Tedros also warned that key details remain unclear.

“There are significant uncertainties to the true number of infected persons and geographic spread associated with this event at the present time. In addition, there is limited understanding of the epidemiological links with known or suspected cases,” WHO director-general Tedros Adhanom Ghebreyesus said.

The WHO said the high proportion of positive test results, the appearance of cases in Kampala and Uganda, and clusters of deaths across Ituri “all point toward a potentially much larger outbreak than what is currently being detected and reported, with significant local and regional risk of spread”.

Kaseya said the response was hampered because the outbreak was not picked up quickly enough.

“This outbreak started in April. So far, we don’t know the index case,” Kaseya said.

“It means we don’t know how far is the magnitude of this outbreak.”

The earliest known suspected patient, a 59-year-old man, developed symptoms on April 24 and died in hospital in Ituri on April 27. By May 5, when health authorities were first alerted through social media, 50 deaths had already been recorded, according to Africa CDC. The WHO said at least four healthcare workers with Ebola symptoms have died.

Shanelle Hall, principal adviser to the head of Africa CDC, said four possible therapeutics are being considered for Bundibugyo, but no vaccine is currently being actively pursued.

Kaseya said the wider problem is that Africa still does not manufacture even the existing vaccines and treatments used for other Ebola strains. He said that has been a recurring obstacle in talks with pharmaceutical companies, especially for a rare virus like Bundibugyo, which is less deadly than the Ebola Zaire strain seen in previous Congo outbreaks.
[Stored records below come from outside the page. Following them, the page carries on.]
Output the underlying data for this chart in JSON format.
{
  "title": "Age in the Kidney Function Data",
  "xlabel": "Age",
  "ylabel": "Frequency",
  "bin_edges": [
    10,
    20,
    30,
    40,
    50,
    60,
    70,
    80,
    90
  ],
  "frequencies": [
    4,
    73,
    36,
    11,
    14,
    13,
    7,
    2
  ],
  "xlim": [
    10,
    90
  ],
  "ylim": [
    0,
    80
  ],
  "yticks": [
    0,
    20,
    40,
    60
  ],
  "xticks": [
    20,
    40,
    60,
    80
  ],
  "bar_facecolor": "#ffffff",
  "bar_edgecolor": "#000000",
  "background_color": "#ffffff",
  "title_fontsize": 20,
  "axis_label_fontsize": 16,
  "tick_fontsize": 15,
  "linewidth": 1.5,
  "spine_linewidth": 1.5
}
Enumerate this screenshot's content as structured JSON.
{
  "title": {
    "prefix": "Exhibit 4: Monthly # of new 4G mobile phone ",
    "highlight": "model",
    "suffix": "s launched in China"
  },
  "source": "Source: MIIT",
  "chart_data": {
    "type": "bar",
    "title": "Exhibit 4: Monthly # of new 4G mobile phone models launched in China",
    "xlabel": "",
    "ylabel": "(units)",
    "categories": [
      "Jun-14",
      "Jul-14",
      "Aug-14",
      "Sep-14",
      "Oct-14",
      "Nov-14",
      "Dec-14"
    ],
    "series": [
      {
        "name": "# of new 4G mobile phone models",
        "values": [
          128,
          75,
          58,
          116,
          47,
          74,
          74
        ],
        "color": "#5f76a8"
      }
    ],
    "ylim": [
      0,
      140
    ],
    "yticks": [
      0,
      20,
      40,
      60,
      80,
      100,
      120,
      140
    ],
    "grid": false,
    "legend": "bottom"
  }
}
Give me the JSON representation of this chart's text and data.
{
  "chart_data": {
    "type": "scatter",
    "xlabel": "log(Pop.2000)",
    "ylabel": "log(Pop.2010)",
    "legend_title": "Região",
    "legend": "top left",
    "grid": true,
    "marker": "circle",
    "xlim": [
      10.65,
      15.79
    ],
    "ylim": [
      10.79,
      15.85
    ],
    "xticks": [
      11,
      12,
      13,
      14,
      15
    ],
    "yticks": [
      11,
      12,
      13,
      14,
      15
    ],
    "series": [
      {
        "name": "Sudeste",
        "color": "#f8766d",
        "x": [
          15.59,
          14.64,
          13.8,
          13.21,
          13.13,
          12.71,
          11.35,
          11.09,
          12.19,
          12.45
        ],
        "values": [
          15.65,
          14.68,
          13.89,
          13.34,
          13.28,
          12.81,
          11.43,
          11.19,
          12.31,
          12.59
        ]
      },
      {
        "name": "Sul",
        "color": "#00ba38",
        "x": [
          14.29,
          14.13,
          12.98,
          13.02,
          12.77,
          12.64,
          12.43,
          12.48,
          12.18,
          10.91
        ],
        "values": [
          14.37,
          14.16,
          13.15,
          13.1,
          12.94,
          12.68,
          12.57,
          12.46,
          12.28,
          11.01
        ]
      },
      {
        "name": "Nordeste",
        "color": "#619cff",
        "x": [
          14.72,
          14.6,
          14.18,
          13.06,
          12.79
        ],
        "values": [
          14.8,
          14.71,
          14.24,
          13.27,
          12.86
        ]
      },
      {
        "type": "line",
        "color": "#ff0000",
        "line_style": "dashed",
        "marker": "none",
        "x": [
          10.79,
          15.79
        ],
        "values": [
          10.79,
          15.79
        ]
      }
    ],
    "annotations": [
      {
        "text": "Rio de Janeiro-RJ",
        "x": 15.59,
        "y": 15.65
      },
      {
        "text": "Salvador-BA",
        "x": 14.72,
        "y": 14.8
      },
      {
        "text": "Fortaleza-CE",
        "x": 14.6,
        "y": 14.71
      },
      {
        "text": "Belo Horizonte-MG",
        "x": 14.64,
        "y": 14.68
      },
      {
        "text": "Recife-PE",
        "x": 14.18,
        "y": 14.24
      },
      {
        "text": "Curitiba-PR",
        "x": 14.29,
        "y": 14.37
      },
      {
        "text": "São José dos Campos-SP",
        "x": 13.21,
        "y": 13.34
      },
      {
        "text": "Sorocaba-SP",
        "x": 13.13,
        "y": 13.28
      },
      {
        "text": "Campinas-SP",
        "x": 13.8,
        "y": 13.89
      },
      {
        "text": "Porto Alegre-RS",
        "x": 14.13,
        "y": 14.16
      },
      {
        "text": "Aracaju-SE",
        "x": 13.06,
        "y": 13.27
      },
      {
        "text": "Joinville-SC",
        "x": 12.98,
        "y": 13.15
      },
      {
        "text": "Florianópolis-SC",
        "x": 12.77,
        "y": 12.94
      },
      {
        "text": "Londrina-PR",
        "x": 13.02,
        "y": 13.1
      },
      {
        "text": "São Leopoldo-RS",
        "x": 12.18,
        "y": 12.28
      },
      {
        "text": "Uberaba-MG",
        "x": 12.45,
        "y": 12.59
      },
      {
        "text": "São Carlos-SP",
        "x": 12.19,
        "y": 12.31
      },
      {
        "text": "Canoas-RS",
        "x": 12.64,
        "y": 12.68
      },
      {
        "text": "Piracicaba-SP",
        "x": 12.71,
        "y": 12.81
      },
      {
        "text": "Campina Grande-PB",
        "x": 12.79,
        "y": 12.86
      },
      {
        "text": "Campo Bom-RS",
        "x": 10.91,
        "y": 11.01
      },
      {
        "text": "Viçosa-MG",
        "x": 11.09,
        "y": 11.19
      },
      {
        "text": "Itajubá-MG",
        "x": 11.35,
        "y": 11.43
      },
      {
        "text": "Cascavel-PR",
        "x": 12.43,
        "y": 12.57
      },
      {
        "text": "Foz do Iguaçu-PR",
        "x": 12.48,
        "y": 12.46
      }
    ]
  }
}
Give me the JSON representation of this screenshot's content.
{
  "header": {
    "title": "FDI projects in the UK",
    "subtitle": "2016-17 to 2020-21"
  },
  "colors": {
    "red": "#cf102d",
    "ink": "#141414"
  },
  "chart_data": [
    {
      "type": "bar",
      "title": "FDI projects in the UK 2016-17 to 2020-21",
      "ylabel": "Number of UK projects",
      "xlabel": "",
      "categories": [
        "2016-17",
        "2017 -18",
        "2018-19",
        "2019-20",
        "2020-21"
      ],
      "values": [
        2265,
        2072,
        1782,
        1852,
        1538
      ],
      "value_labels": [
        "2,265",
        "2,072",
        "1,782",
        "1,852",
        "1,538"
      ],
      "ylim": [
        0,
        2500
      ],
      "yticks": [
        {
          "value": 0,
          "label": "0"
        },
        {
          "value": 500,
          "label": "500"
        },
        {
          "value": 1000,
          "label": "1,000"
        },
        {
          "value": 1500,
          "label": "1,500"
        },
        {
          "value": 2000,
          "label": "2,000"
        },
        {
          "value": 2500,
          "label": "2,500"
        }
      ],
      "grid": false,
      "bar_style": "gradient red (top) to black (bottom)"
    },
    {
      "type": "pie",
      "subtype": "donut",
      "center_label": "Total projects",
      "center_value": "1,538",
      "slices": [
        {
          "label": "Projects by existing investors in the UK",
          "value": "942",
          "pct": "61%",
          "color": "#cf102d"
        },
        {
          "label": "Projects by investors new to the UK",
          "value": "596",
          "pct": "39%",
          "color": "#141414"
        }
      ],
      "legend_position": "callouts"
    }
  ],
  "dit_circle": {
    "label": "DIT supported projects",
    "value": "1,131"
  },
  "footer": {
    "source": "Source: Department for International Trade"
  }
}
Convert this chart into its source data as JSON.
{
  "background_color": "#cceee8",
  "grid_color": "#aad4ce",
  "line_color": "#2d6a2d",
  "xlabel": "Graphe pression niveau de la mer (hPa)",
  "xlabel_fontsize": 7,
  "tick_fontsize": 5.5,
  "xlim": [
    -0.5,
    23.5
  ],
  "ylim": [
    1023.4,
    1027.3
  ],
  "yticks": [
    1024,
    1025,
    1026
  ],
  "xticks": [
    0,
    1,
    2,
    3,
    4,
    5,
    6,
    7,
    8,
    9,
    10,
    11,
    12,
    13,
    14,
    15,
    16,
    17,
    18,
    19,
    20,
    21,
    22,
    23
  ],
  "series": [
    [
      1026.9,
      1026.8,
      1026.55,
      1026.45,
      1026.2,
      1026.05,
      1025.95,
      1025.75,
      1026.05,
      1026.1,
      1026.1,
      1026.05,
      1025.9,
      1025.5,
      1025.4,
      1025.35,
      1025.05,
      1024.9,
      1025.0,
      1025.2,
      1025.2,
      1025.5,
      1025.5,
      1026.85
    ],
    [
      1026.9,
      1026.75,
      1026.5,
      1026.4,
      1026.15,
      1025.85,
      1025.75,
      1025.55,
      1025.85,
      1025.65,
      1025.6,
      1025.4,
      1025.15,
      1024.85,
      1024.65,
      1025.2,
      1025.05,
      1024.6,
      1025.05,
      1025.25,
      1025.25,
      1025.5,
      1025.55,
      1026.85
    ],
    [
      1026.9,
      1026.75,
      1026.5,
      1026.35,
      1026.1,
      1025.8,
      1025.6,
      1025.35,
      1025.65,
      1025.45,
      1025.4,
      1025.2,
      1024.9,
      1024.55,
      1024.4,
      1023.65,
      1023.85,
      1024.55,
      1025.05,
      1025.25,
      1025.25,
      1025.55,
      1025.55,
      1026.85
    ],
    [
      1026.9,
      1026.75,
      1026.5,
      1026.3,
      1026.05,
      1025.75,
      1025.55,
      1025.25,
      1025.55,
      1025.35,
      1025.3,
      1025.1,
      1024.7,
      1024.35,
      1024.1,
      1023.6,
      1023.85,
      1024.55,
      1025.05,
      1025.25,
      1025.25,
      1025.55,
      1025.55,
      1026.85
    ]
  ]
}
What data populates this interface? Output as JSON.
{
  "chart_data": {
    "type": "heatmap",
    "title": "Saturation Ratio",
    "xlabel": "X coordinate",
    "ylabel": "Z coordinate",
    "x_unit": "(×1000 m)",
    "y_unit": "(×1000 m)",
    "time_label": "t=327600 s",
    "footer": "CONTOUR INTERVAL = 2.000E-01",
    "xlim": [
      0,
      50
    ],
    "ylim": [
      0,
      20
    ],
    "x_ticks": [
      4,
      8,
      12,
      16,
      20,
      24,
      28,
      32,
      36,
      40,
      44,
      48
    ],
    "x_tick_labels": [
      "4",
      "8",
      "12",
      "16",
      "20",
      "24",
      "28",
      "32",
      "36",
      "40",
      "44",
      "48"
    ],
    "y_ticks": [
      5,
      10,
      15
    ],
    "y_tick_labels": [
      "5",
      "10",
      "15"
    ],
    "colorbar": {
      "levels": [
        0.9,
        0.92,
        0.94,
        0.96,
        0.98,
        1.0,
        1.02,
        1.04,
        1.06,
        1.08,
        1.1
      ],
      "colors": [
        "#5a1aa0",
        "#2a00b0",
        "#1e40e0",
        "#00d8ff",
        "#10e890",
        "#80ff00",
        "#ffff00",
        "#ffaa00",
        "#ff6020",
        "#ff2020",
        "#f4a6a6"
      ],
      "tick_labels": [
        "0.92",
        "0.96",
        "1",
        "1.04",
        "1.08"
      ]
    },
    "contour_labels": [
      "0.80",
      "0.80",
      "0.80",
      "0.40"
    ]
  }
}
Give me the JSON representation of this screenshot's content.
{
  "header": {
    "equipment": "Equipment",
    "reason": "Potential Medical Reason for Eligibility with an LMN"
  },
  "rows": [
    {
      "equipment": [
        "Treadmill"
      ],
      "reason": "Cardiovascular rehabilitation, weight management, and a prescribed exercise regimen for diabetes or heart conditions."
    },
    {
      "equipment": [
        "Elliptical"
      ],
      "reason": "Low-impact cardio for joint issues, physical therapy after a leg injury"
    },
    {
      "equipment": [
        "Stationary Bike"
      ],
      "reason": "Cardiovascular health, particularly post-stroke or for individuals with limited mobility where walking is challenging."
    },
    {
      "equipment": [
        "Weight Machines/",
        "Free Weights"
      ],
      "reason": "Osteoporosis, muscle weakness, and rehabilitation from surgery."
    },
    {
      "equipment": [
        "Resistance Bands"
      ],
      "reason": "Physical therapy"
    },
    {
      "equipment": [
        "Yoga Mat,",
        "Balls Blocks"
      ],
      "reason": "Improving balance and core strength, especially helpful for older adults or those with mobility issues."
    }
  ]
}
“If we are serious in this continent, we need to manufacture what we need,” he said.

“We cannot every single day look for others to come to tell us what they are doing.”

Australia’s Smartraveller advice has not yet been updated specifically for the Ebola outbreak in Congo or Uganda. However, Australians are already advised not to travel to the Democratic Republic of the Congo and to exercise a high degree of caution in Uganda because of other security concerns, including civil unrest.